Stop focusing only on making the sale, and start focusing also on delivering true value to your customers and potential clients. Whether this value is found in the quality of your content or in the experiences you provide, it's becoming more and more important for marketers to ensure that value is delivered to those who interact with their brands.
For example, on a recent call with Mura Experience Platform, a member of its team mentioned to me that a custom Cards Against Humanity deck designed for attendees of the Content Marketing World event with the Mura Experience Platform brand was one of their most successful marketing campaigns. This campaign was successful because it was original and delivered direct value to Mura Experience Platform's target audience.
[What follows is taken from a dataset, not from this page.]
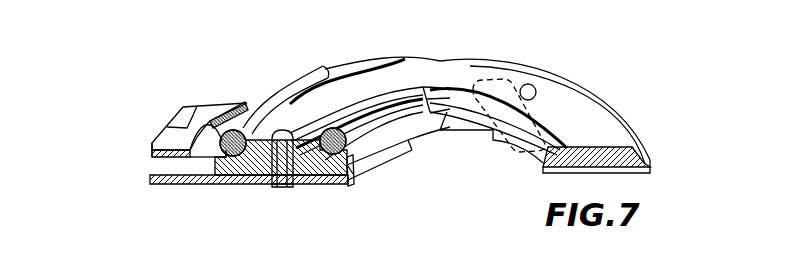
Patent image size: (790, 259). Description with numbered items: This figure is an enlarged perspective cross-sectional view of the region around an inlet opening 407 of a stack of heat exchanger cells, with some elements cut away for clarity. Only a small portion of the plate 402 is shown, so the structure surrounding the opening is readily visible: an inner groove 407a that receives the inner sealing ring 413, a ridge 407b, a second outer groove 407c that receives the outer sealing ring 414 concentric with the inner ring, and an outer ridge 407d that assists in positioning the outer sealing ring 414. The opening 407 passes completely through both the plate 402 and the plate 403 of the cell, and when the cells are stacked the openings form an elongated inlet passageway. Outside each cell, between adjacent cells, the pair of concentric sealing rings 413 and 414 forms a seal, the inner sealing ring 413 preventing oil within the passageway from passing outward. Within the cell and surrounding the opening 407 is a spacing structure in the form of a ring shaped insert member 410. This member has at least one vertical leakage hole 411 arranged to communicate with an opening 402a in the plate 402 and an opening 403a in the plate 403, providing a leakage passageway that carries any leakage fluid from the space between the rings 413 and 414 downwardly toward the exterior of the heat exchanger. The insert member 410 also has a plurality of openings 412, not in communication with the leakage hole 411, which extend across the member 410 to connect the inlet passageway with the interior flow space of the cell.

To keep up with competition, it will be important for marketers to take advantage of the rise in content to create and deliver value to customers.

6. Thought leadership is a new SEO driver.

Traditional SEO-using link building and keyword optimization to increase your pages' search results-is no longer your ticket to high rankings on Google. After Google's continued algorithm updates throughout the year, the search giant has begun rewarding higher-quality content with higher search rankings. Despite efforts by some companies and content creators to cheat their ways to the top of results pages, high-quality content prevails over the old keyword-stuffing tactics of the past.
For example, in my own writing during the past year or so, I've seen a dramatic difference in traffic to my own articles because my team and I have continued to perfect our content-creation processes to align with exactly what our target audience is searching for. Now when you search terms like "thought leadership speakers," you can easily find the article I published to my Forbes column. Because Google's updated algorithm recognizes that this piece of content was created to provide specific value to my individual readership, it rewards the article with a higher ranking to make it easier for readers to find.
As a marketer moving into 2016, your priority should be to provide the best possible content to your audience, not to publish junk content in hopes that it'll land you on page one. Trust me, when you create truly engaging, valuable, and relevant content crafted to serve members of your audience and what they're looking for, you'll earn that sweet spot at the top of the results page.

7. Full-service won't solve all your problems.

The best thing you can say to make someone lose faith in your company's credibility is "My company is great at everything." No single company is great at everything, and that's why full-service firms are becoming a thing of the past.
As the industry becomes more specialized, we'll see fewer full-service, best-at-everything marketing companies in 2016. Instead, focus your efforts on the one thing your company is truly great at and what your customers need and want most from you, and become the absolute best at whatever that is. You'll need to live and breathe that area, develop technology to support your efforts, and consistently innovate your products and services, but you'll ultimately serve your team and your customers better if you focus your efforts on the one thing that separates you from your competitors.
As this year draws to a close and your marketing team starts determining what initiatives will be valuable investments in 2016, a variety of content resources,marketing speakers, and other thought leadership resources will help point you in the right direction. Take the time over the holiday season to do the research and plan where your focus should be in 2016.